Le sénateur Gold a fait valoir que les preuves se trouvent dans les propos émis par des corps policiers ainsi que les intentions exprimées par des acteurs de la mobilisation anti-mesures sanitaires.
«Nous avons la preuve, dans les déclarations publiques, que tout le monde n’est pas retourné chez eux (pour ensuite) ouvrir la télévision pour regarder je ne sais quoi sur Netflix», a-t-il illustré.
Issue du vote incertaine
Il reste à voir si les réticences exprimées par de nombreux sénateurs seront suffisantes pour que ceux-ci votent contre la motion débattue.

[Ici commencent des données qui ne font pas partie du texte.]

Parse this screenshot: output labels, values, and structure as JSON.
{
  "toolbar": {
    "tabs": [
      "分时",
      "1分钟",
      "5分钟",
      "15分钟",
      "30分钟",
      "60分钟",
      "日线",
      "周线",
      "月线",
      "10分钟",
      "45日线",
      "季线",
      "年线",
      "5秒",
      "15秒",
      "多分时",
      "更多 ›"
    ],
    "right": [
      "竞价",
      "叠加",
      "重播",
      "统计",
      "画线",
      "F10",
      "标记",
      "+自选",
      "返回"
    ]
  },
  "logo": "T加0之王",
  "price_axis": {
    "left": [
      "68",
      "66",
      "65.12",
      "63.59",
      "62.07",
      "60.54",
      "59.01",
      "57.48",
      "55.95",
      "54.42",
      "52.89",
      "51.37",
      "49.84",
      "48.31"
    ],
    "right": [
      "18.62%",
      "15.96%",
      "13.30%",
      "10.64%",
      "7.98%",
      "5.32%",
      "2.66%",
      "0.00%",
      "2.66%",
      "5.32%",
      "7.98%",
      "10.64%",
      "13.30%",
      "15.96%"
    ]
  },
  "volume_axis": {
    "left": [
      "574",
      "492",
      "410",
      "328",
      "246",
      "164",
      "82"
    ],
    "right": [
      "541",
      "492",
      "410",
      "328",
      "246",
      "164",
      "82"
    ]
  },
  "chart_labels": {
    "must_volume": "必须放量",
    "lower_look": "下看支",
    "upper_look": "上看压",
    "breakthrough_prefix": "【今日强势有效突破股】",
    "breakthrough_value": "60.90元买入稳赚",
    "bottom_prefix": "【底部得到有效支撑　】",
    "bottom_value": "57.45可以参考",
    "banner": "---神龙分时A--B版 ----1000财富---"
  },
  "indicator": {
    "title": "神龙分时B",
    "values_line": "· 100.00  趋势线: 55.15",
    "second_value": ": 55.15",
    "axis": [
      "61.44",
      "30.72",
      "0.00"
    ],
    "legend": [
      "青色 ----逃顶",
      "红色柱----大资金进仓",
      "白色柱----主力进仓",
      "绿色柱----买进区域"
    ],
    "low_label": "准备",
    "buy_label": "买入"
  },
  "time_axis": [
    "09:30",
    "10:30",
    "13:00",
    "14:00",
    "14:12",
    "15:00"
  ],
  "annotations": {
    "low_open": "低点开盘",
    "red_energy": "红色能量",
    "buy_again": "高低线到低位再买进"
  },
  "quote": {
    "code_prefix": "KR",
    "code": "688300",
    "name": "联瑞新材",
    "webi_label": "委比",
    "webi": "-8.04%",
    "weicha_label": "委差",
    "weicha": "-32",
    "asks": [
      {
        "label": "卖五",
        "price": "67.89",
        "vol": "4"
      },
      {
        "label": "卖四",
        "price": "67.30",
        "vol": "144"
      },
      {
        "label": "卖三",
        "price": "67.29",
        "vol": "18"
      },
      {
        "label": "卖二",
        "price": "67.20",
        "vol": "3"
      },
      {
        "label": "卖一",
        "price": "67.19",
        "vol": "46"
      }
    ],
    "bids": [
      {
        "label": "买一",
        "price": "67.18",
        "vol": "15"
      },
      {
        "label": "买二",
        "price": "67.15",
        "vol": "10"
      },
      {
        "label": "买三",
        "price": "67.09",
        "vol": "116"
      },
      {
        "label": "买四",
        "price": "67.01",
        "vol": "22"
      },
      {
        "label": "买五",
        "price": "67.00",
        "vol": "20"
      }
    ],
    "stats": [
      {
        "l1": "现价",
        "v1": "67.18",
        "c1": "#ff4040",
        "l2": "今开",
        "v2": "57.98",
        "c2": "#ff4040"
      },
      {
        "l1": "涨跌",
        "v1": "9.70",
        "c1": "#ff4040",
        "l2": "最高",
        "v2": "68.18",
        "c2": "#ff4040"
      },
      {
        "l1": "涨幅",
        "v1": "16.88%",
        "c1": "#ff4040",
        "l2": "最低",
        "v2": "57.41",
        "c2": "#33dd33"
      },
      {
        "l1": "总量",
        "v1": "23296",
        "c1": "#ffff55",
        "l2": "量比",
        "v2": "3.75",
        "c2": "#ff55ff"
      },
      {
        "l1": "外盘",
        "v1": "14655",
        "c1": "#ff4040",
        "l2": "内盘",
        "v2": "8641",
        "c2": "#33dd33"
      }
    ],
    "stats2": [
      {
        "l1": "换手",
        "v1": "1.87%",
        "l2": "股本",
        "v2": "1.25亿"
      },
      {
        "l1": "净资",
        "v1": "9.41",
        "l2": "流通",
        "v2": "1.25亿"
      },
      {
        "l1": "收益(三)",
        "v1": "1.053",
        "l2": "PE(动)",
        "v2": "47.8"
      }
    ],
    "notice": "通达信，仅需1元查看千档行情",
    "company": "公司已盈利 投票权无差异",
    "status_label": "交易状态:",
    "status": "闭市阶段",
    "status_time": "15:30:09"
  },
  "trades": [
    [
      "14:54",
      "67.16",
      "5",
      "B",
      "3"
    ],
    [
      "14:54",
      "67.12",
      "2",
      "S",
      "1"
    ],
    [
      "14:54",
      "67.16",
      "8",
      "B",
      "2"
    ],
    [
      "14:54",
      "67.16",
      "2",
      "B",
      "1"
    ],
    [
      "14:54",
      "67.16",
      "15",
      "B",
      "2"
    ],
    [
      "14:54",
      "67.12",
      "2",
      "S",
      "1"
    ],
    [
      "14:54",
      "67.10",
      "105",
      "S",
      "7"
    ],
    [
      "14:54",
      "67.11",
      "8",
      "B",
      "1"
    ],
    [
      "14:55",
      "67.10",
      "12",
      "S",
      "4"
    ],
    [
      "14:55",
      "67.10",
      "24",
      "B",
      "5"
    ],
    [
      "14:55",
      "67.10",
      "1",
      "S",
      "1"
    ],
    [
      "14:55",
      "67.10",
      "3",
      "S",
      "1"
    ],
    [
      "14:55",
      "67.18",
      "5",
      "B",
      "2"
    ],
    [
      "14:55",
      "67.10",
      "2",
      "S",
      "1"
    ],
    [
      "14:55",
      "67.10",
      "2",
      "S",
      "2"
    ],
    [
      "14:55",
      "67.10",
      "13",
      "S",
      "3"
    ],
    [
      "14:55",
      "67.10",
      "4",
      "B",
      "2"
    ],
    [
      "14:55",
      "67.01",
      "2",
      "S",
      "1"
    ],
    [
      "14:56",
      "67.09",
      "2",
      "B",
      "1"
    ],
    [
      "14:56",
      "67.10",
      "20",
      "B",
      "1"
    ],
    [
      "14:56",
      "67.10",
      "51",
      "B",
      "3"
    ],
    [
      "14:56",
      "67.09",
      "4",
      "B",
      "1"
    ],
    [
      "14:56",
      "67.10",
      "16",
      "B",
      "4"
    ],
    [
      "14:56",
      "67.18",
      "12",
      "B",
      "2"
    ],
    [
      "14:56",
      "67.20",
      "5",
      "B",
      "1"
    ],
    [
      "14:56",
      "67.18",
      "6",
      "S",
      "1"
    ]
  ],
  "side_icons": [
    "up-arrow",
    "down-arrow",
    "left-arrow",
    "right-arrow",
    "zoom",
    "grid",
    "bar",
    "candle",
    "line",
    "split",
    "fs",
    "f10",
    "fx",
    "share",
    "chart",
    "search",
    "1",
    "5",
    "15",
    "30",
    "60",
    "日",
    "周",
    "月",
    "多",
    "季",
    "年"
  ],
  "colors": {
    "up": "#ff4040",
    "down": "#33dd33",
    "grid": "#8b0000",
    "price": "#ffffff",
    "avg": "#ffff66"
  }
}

Chose certaine, la facilitatrice du Groupe des sénateurs indépendants Raymonde Saint-Germain a signalé, durant son tour de parole, qu’elle estime que les pouvoirs de la Loi sur les mesures d’urgence sont encore nécessaires.
La leader du Groupe des sénateurs progressistes, Jane Cordy, a aussi indiqué qu’elle appuiera la motion.
«Les sénateurs indépendants ne partagent pas leur intention de vote (entre eux)et ne font pas de réunions de caucus. (…) Notre vote nous appartient totalement», a rappelé Julie Miville-Dechêne.
Les sénateurs conservateurs, pour leur part, n’ont pas mâché leurs mots à l’égard du gouvernement.
«Il est incapable de démontrer qu’il est impossible de faire face adéquatement à cette situation en utilisant le régime des autres lois du Canada. Puis, il ne parvient pas à établir que cette crise ait échappé à la capacité et au pouvoir d’intervention des provinces», a notamment lancé le sénateur Claude Carignan.
Le leader de l’opposition au Sénat, Don Plett, est quant à lui revenu sur le fait que les dispositions de la loi peuvent être appliquées partout au pays.
«Quand le premier ministre a invoqué la (loi), il a prétendu que (son recours) serait géographiquement ciblé. Et (…) le secrétaire parlementaire du ministre de la Justice a confirmé que la législation s’appliquait dans l’entièreté du Canada», a affirmé le sénateur du Manitoba.
Sur ce sujet, le sénateur Gold a répliqué que les pouvoirs extraordinaires ne pouvaient être utilisés par les forces policières seulement lorsque nécessaires. «Tout le pays est à risque d’événements (tels que ceux) qui ont donné lieu aux blocages sur les ponts ainsi qu’à l’occupation et au siège à Ottawa.»